I sat down at a diner with playwright Dan LeFranc to discuss his play Sixty Miles To Silver Lake while it was in a design workshop several months before its current production at Soho Rep. The production marks Dan's professional debut, the recent (2007) Brown grad will also have his play Bruise Easy premiere in Washington, D.C. with Catalyst. I had read several of Dan's plays, including Night Surf an apocalyptic comedy about a group of teenage girl surfers and In The Labyrinth a dense, multilayered play that two parts satire of contemporary life and one part nightmare of illegal immigration. I think Dan's writing represents a real original voice, and I find his plays frequently terrifying in the best possible way- they force you to rethink what theatre's about.
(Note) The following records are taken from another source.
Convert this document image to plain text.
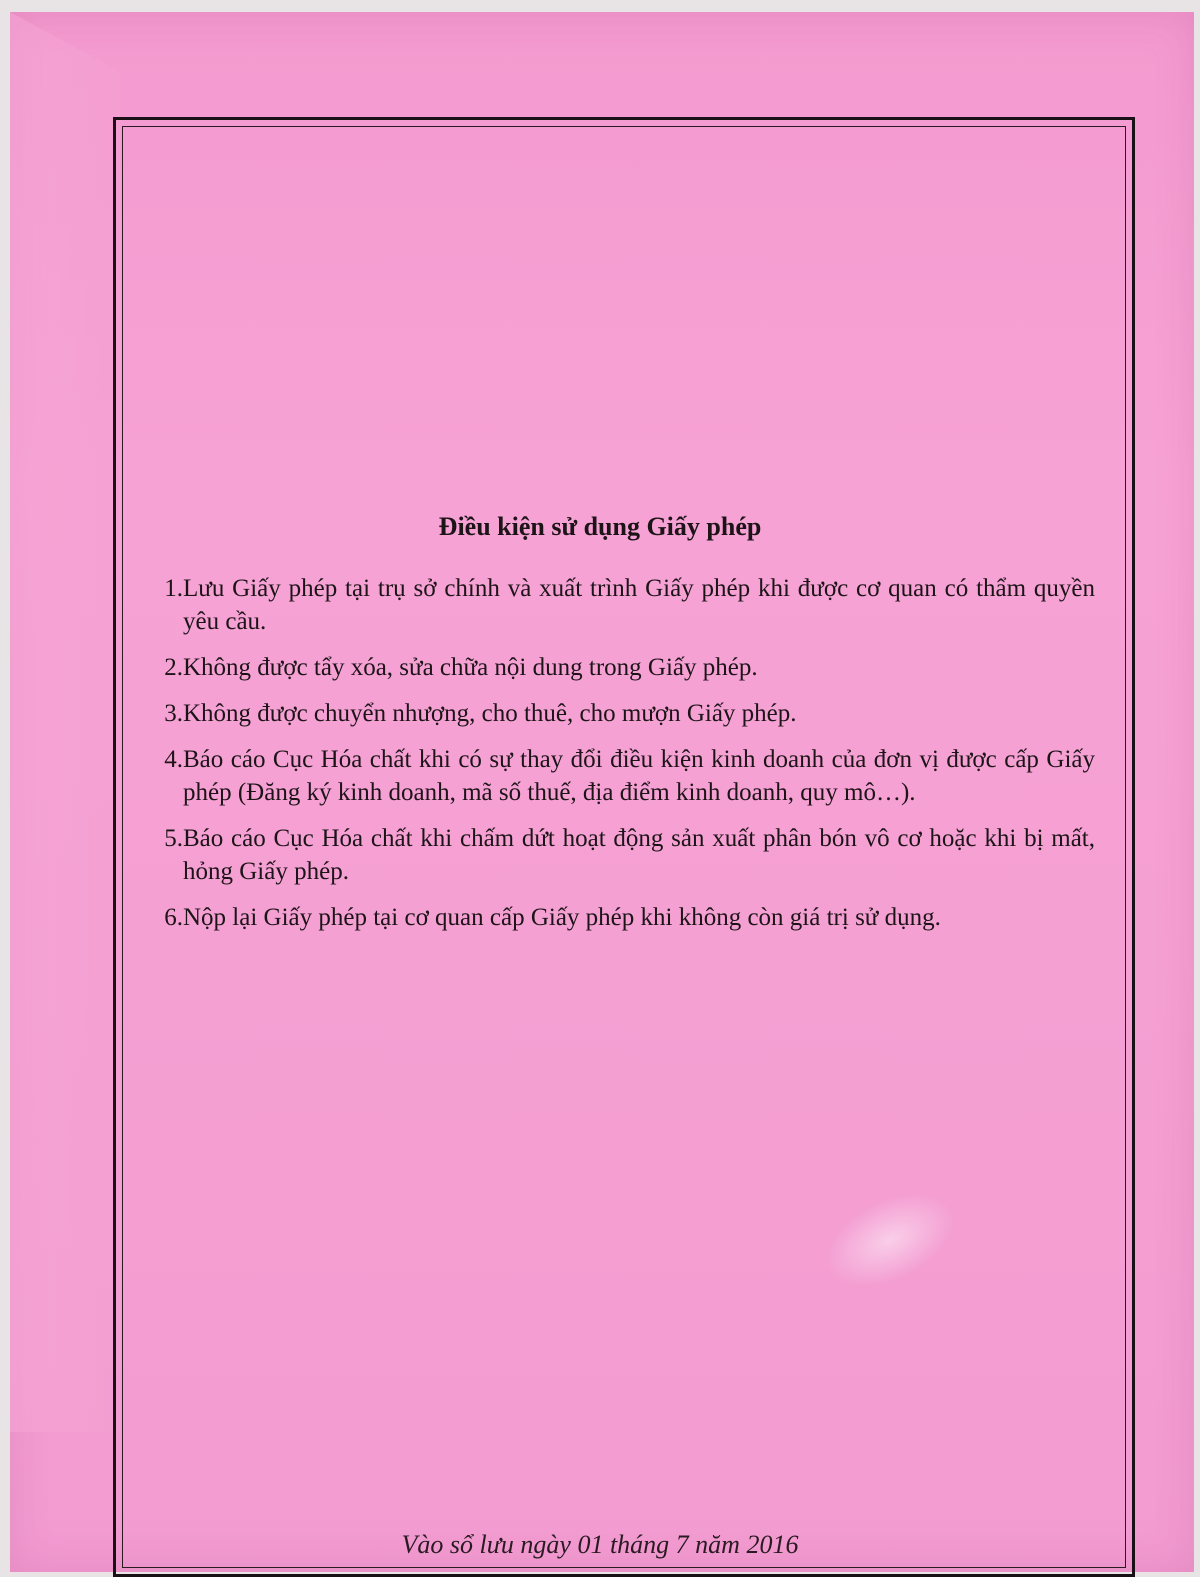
Điều kiện sử dụng Giấy phép
1. Lưu Giấy phép tại trụ sở chính và xuất trình Giấy phép khi được cơ quan có thẩm quyền yêu cầu.
2. Không được tẩy xóa, sửa chữa nội dung trong Giấy phép.
3. Không được chuyển nhượng, cho thuê, cho mượn Giấy phép.
4. Báo cáo Cục Hóa chất khi có sự thay đổi điều kiện kinh doanh của đơn vị được cấp Giấy phép (Đăng ký kinh doanh, mã số thuế, địa điểm kinh doanh, quy mô…).
5. Báo cáo Cục Hóa chất khi chấm dứt hoạt động sản xuất phân bón vô cơ hoặc khi bị mất, hỏng Giấy phép.
6. Nộp lại Giấy phép tại cơ quan cấp Giấy phép khi không còn giá trị sử dụng.

Vào sổ lưu ngày 01 tháng 7 năm 2016
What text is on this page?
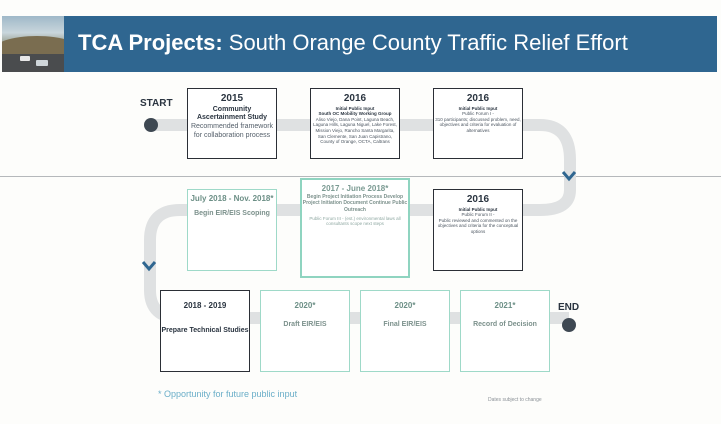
TCA Projects: South Orange County Traffic Relief Effort
START
END
2015
Community Ascertainment Study
Recommended framework for collaboration process
2016
Initial Public Input
South OC Mobility Working Group
Aliso Viejo, Dana Point, Laguna Beach, Laguna Hills, Laguna Niguel, Lake Forest, Mission Viejo, Rancho Santa Margarita, San Clemente, San Juan Capistrano, County of Orange, OCTA, Caltrans
2016
Initial Public Input
Public Forum I -
310 participants; discussed problem, need, objectives and criteria for evaluation of alternatives
July 2018 - Nov. 2018*
Begin EIR/EIS Scoping
2017 - June 2018*
Begin Project Initiation Process Develop Project Initiation Document Continue Public Outreach
Public Forum III - (est.) environmental laws all consultants scope next steps
2016
Initial Public Input
Public Forum II -
Public reviewed and commented on the objectives and criteria for the conceptual options
2018 - 2019
Prepare Technical Studies
2020*
Draft EIR/EIS
2020*
Final EIR/EIS
2021*
Record of Decision
* Opportunity for future public input
Dates subject to change
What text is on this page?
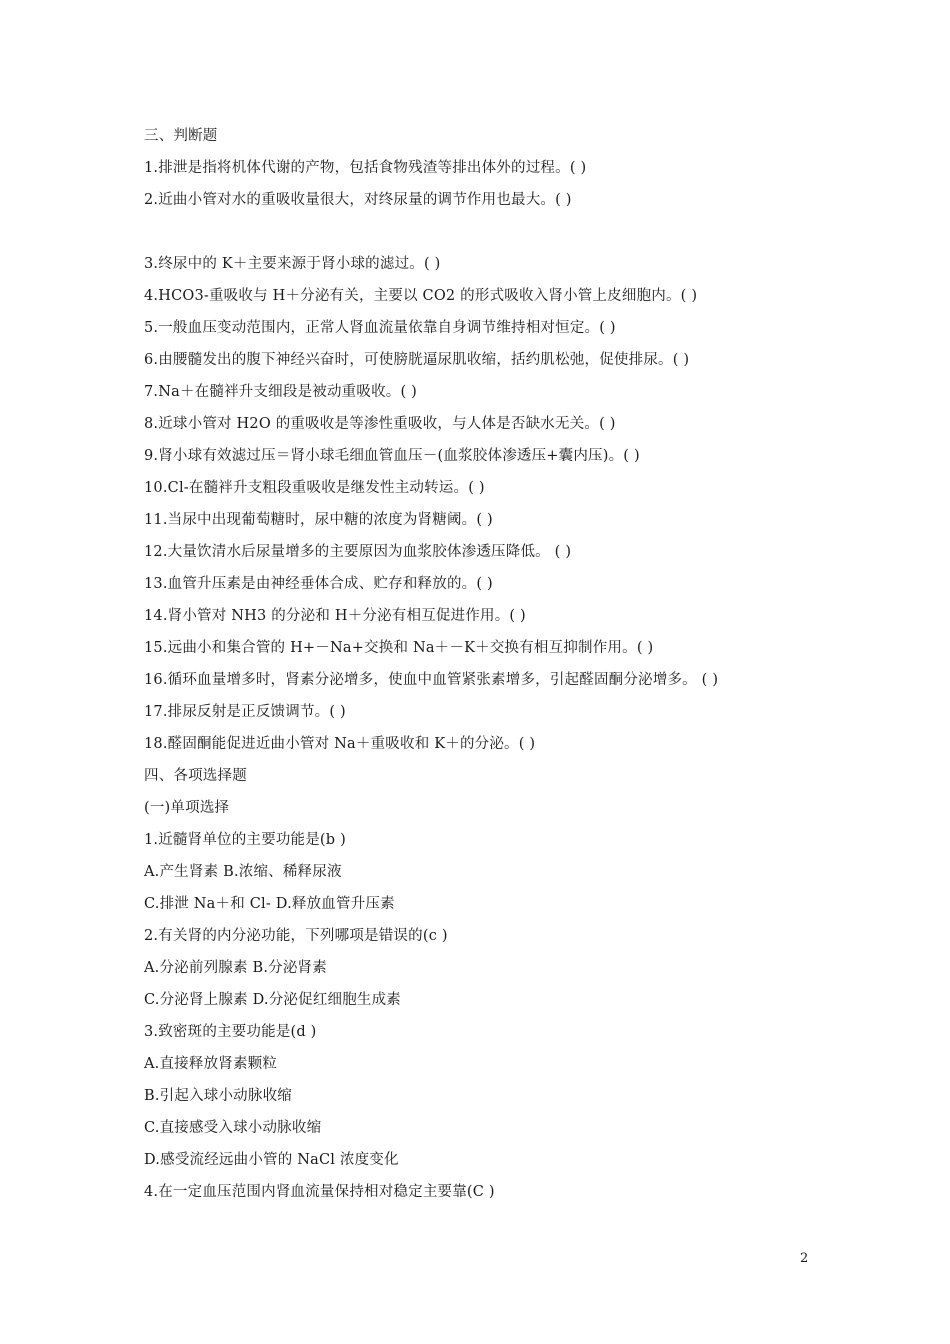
三、判断题
1.排泄是指将机体代谢的产物，包括食物残渣等排出体外的过程。( )
2.近曲小管对水的重吸收量很大，对终尿量的调节作用也最大。( )
3.终尿中的 K＋主要来源于肾小球的滤过。( )
4.HCO3-重吸收与 H＋分泌有关，主要以 CO2 的形式吸收入肾小管上皮细胞内。( )
5.一般血压变动范围内，正常人肾血流量依靠自身调节维持相对恒定。( )
6.由腰髓发出的腹下神经兴奋时，可使膀胱逼尿肌收缩，括约肌松弛，促使排尿。( )
7.Na＋在髓袢升支细段是被动重吸收。( )
8.近球小管对 H2O 的重吸收是等渗性重吸收，与人体是否缺水无关。( )
9.肾小球有效滤过压＝肾小球毛细血管血压－(血浆胶体渗透压+囊内压)。( )
10.Cl-在髓袢升支粗段重吸收是继发性主动转运。( )
11.当尿中出现葡萄糖时，尿中糖的浓度为肾糖阈。( )
12.大量饮清水后尿量增多的主要原因为血浆胶体渗透压降低。 ( )
13.血管升压素是由神经垂体合成、贮存和释放的。( )
14.肾小管对 NH3 的分泌和 H＋分泌有相互促进作用。( )
15.远曲小和集合管的 H+－Na+交换和 Na＋－K＋交换有相互抑制作用。( )
16.循环血量增多时，肾素分泌增多，使血中血管紧张素增多，引起醛固酮分泌增多。 ( )
17.排尿反射是正反馈调节。( )
18.醛固酮能促进近曲小管对 Na＋重吸收和 K＋的分泌。( )
四、各项选择题
(一)单项选择
1.近髓肾单位的主要功能是(b )
A.产生肾素 B.浓缩、稀释尿液
C.排泄 Na＋和 Cl- D.释放血管升压素
2.有关肾的内分泌功能，下列哪项是错误的(c )
A.分泌前列腺素 B.分泌肾素
C.分泌肾上腺素 D.分泌促红细胞生成素
3.致密斑的主要功能是(d )
A.直接释放肾素颗粒
B.引起入球小动脉收缩
C.直接感受入球小动脉收缩
D.感受流经远曲小管的 NaCl 浓度变化
4.在一定血压范围内肾血流量保持相对稳定主要靠(C )
2
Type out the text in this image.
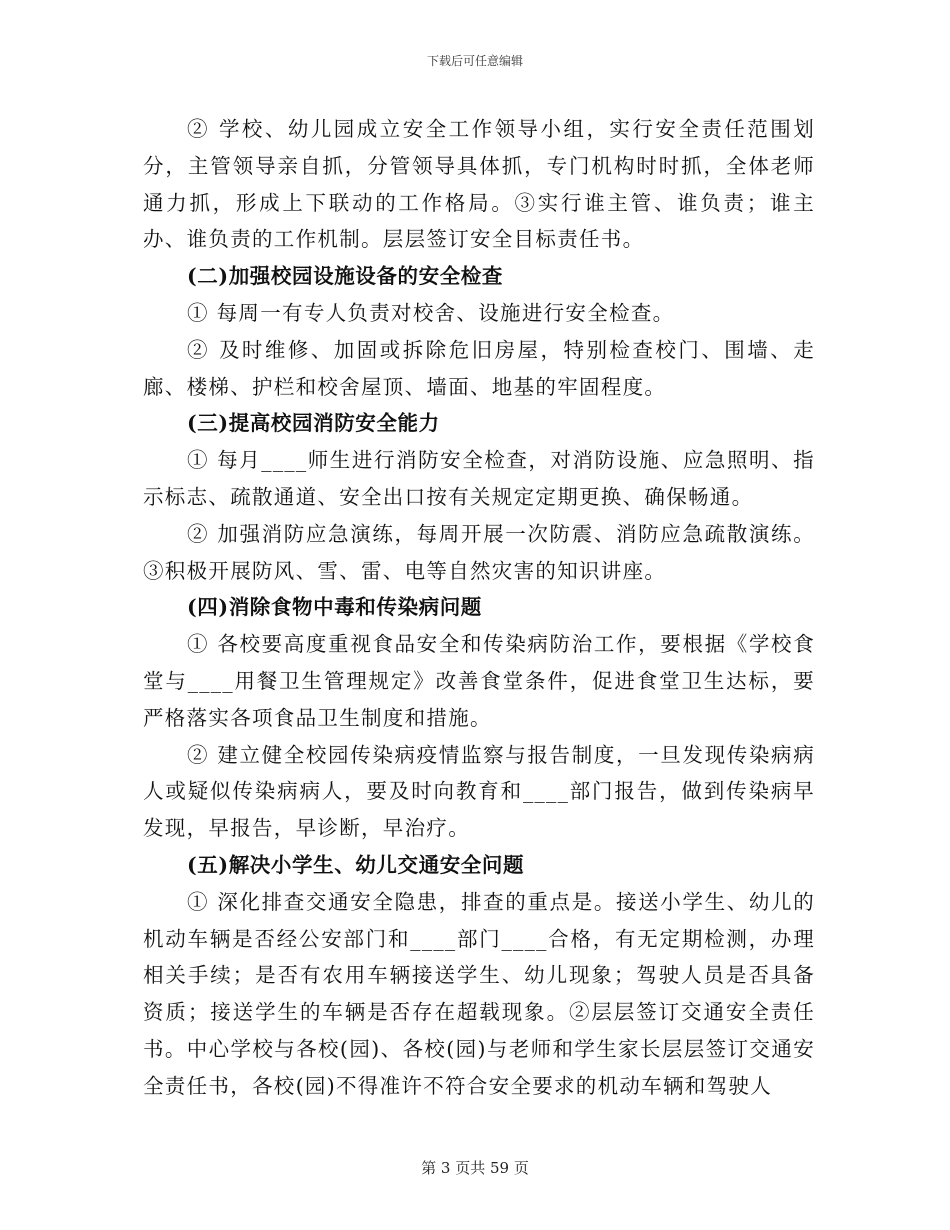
下载后可任意编辑

② 学校、幼儿园成立安全工作领导小组，实行安全责任范围划分，主管领导亲自抓，分管领导具体抓，专门机构时时抓，全体老师通力抓，形成上下联动的工作格局。③实行谁主管、谁负责；谁主办、谁负责的工作机制。层层签订安全目标责任书。

(二)加强校园设施设备的安全检查

① 每周一有专人负责对校舍、设施进行安全检查。

② 及时维修、加固或拆除危旧房屋，特别检查校门、围墙、走廊、楼梯、护栏和校舍屋顶、墙面、地基的牢固程度。

(三)提高校园消防安全能力

① 每月____师生进行消防安全检查，对消防设施、应急照明、指示标志、疏散通道、安全出口按有关规定定期更换、确保畅通。

② 加强消防应急演练，每周开展一次防震、消防应急疏散演练。③积极开展防风、雪、雷、电等自然灾害的知识讲座。

(四)消除食物中毒和传染病问题

① 各校要高度重视食品安全和传染病防治工作，要根据《学校食堂与____用餐卫生管理规定》改善食堂条件，促进食堂卫生达标，要严格落实各项食品卫生制度和措施。

② 建立健全校园传染病疫情监察与报告制度，一旦发现传染病病人或疑似传染病病人，要及时向教育和____部门报告，做到传染病早发现，早报告，早诊断，早治疗。

(五)解决小学生、幼儿交通安全问题

① 深化排查交通安全隐患，排查的重点是。接送小学生、幼儿的机动车辆是否经公安部门和____部门____合格，有无定期检测，办理相关手续；是否有农用车辆接送学生、幼儿现象；驾驶人员是否具备资质；接送学生的车辆是否存在超载现象。②层层签订交通安全责任书。中心学校与各校(园)、各校(园)与老师和学生家长层层签订交通安全责任书，各校(园)不得准许不符合安全要求的机动车辆和驾驶人

第 3 页共 59 页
Q: How did you get into playwriting?
A: I came to theatre… through acting. I got into acting when I was in Middle School and I went to a High School that then began a performing arts school within my school and I was a musical theatre kid…. I think a lot of people started as musical theatre kids. So I started writing plays through that. I was interested in journalism and fiction. I mostly started writing fiction.
Q: Do you have a poetry background? I noticed there’s a lot of attention to line breaks, to caesura and things like that in your work?
A: No, not really. I wrote crappy digital poetry on my little crappy computer playing with like the color of the words…I didn’t start out as a poet like Sarah Ruhl did. For me the attention to the line [is about] the musicality.
Q: Does music drive you a lot as a writer?
A: I write a lot to …it gets me stirred up and puts me in a place…. I think I wrote [Sixty Miles To Silver Lake] to Arcade Fire and Wolf Parade at the end… I don’t know.
Q: Something Canadian.
A: Yeah, something Canadian [laughs].
Q: You recently graduated from Brown, studying under Paula Vogel. I feel like in my conversations with people in theatre these days there’s a lot of attention on to Vogel’s students, there’s this breakthrough group that all studied under one person. What did you get from studying under Paula? What was it like, how did it help you get to where you are artistically?
A: I’ve been really fortunate to have a few mentors. My undergraduate playwriting teacher was Naomi Iizuka. I really give her the credit for anything cool thing that’s happened to me, she’s the one. I grew up in Orange County, where there’s like zero theatre except for touring companies coming through the Ahmanson. The first play I saw was Starlight Express.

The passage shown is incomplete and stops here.